Coldheart Canyon by Clive Barker. Part eight. Chapter 1, 2, 3, 4, 5, 6

And suddenly the idea of just dying out here, beaten to death by the waves, didn’t seem so attractive. Why not try to live, he found himself thinking? Not the kind of life he’d had before (he wouldn’t want that again, ever) but some other kind of life. Travelling around the world, perhaps, incognito; just the two of them. That wouldn’t be so bad, would it? And when they were bored with travel they could find some sunny beach down in Costa Rica and spend every day there drunk amongst the parrots. There they could wait out the years until the big, glossy world he’d once given a shit for had forgotten he even existed.

All these thoughts came in flashes, none of them really coherent. The only thought that took any real shape was the means by which they could escape this dark water alive.

“We’re going to dive!” he yelled to Katya. “Take a deep breath.”

He heard her do so; then, before another pulverizing wave could come along and knock them out he drove them both into a teetering wall of water, diving deep into the placid heart of the wave. They must have done this half a hundred times; diving down, rising up again gasping, then watching for the next monstrous wall to be almost upon them before diving again.
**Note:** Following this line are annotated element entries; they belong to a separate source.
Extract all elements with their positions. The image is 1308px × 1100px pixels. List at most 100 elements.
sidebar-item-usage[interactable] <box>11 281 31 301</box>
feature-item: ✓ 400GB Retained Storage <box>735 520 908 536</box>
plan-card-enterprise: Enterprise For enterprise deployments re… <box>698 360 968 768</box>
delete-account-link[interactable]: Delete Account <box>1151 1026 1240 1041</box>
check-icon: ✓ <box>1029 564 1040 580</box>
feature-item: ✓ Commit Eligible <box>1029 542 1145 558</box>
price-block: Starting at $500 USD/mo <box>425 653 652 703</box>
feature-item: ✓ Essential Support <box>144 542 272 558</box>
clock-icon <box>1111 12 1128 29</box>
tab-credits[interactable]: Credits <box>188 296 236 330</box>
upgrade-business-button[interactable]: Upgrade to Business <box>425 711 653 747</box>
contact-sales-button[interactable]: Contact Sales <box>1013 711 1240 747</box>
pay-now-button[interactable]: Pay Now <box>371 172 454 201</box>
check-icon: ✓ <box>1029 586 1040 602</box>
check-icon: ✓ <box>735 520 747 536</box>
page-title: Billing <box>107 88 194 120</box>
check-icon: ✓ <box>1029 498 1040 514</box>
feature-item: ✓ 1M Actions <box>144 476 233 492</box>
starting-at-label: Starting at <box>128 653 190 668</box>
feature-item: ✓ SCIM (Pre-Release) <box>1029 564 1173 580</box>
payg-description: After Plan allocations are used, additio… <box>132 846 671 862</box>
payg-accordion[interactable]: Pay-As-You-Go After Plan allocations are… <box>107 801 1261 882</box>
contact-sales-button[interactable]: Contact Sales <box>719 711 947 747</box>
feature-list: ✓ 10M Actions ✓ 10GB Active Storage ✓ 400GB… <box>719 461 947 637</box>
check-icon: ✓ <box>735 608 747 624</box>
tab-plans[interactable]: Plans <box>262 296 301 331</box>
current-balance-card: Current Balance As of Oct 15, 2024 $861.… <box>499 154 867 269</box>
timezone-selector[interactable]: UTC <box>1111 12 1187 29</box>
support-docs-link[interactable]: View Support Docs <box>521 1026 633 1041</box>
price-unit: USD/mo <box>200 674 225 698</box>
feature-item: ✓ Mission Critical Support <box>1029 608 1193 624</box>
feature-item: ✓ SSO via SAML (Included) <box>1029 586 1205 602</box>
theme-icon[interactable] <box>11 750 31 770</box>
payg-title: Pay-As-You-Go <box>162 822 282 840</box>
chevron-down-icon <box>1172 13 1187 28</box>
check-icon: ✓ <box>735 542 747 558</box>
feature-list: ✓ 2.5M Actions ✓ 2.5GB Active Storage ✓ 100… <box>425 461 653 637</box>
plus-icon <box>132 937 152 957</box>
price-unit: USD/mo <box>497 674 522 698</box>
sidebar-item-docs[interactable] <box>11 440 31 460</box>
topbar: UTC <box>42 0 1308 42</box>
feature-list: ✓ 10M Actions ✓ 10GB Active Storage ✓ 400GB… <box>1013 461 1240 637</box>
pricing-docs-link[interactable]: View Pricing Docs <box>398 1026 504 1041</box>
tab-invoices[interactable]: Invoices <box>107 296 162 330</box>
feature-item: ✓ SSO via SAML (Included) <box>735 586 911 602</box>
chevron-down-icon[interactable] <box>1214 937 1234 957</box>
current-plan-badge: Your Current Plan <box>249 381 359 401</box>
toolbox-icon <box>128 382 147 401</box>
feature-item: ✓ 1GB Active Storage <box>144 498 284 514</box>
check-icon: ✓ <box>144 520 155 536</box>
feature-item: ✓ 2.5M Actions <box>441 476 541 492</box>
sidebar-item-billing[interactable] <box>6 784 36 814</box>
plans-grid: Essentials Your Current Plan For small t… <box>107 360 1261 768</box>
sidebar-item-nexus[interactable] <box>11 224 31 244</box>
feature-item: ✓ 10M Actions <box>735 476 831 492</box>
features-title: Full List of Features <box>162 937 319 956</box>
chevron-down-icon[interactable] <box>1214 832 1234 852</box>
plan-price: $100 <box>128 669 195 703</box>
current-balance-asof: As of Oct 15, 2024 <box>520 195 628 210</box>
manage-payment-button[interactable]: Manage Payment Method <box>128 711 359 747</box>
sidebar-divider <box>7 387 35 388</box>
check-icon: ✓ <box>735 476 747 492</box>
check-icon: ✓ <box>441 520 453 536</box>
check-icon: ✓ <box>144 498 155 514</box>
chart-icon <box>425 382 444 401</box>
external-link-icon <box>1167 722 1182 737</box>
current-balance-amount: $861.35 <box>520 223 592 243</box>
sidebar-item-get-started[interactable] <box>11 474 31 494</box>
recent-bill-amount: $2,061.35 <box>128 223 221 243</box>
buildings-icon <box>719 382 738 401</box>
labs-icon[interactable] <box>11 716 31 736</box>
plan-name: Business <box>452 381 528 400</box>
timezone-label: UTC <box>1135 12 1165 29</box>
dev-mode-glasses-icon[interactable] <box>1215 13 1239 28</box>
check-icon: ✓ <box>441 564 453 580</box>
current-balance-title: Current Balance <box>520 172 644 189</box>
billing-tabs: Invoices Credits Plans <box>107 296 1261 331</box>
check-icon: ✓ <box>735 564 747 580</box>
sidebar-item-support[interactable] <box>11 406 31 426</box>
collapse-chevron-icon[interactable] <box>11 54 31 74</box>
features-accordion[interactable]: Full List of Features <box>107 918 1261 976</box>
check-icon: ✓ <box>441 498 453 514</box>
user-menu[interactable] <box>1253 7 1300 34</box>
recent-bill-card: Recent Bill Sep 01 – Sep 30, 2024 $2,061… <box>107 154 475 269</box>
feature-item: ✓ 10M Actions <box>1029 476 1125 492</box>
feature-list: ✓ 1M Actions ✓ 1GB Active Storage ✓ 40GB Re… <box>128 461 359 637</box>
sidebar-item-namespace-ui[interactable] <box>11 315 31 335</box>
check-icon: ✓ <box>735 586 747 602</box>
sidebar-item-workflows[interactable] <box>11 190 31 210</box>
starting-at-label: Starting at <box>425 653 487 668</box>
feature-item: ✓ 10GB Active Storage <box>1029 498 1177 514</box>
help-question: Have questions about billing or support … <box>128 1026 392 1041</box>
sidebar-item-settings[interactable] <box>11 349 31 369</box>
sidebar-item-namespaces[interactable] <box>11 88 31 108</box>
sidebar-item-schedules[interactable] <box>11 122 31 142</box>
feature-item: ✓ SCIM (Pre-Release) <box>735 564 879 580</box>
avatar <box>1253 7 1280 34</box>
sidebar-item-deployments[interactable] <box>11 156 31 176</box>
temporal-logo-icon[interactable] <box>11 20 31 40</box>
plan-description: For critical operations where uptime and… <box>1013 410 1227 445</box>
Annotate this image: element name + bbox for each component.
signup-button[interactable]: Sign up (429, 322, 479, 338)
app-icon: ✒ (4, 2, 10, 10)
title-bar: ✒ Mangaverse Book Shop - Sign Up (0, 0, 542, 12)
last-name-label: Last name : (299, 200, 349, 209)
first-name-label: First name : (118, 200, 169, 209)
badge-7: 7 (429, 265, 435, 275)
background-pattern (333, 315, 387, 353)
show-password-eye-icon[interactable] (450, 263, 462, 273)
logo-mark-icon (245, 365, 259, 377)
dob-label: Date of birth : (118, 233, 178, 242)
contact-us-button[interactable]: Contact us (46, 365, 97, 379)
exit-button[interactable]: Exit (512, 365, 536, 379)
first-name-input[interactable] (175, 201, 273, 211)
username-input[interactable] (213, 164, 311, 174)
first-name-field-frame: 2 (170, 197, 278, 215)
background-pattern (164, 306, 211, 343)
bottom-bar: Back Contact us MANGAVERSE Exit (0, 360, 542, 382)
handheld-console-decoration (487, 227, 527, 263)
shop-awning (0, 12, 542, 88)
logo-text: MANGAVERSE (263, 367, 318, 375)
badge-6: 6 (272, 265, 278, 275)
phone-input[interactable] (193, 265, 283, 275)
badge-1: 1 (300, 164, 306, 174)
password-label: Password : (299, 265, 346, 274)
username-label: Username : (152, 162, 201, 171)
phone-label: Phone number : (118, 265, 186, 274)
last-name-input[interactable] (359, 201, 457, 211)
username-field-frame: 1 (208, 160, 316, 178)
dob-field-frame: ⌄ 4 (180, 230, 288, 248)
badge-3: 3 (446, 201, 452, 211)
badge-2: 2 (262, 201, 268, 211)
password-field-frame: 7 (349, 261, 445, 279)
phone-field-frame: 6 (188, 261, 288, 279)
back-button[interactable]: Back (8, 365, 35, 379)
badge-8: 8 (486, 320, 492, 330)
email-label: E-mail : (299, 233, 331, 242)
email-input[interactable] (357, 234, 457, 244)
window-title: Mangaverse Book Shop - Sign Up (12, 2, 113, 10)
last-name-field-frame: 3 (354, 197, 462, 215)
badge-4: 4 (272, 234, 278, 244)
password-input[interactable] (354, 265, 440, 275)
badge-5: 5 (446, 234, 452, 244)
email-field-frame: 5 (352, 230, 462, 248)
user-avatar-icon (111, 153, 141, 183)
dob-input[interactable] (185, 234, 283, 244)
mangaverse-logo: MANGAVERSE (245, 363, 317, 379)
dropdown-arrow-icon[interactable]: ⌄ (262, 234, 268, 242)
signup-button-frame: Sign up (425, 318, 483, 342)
It was a desperate trick, but it worked.

It was dearly preventing them from getting a terrible beating, but it was steadily taking its toll on their energies. He knew they couldn’t continue to defy the violence of the water for very much longer. Their muscles were aching, their senses were becoming unreliable. It would only be a matter of time before the force of the water got the better of them, and they sank together, defeated by sheer fatigue.

But they had counted without the benign collusion of the tide, which all this time had been slowly bearing them south, and — as it did so — had been also ushering them back towards the shore. The tumult of waters around them began to die down, and after a few minutes their toes began to brush some of the taller coral towers. A few minutes later they had solid ground beneath their feet, and a few minutes after that they were stumbling ashore at Venice.

For five minutes or so they lay on the dark sand together, spitting up water and coughing, and then eventually finding it in them to laugh, and catch each other’s hands.

Against all the odds, they’d survived.

“I guess we … we weren’t ready … to die,” Todd gasped.

“I suppose so,” Katya said. She dragged her head over the sand, to put her lips in reach of his. It wasn’t a kiss, so much as a sharing of breath. They lay there, mouth to mouth, until Katya’s teeth began to chatter.

“We have to get you back to the Canyon,” he said, hauling himself to his knees. The lights of the Venice boardwalk seemed impossibly remote.

“I can’t,” she said.

“Yes you can. We’re going home. We’re going back to the Canyon. You’ll feel stronger and warmer once we’re walking. I promise.”

He helped her get to her knees and then practically lifted her to her feet. Arms around one another they stumbled towards the boardwalk, where the usual tourist-trap entertainments were still going on, despite the lateness of the hour. They wove between the people, unrecognized, and in a back street Todd found a kid with a beaten up Pinto to whom he offered three hundred waterlogged bucks if he’d take them back home, and another three hundred, dry, if he promised not to mention what he’d done and where he’d been, to anyone.

“I know who you are,” the kid said.

“No you don’t,” Todd said, snatching the three hundred back from the kid’s hand.

“Okay, okay. I don’t,” the kid replied, gently reclaiming the money. “You gotta deal.”

Todd knew that there wasn’t much chance that the driver’s promise would last very long, but they had no choice in the matter. They made their makeshift chauffeur close all the windows and turn up the heating, and they clung together in the back of the car trying to get some warmth back into their blood. Todd got him to drive as fast as the vehicle was capable of going, and twenty minutes later he was directing the kid up the winding road into Coldheart Canyon.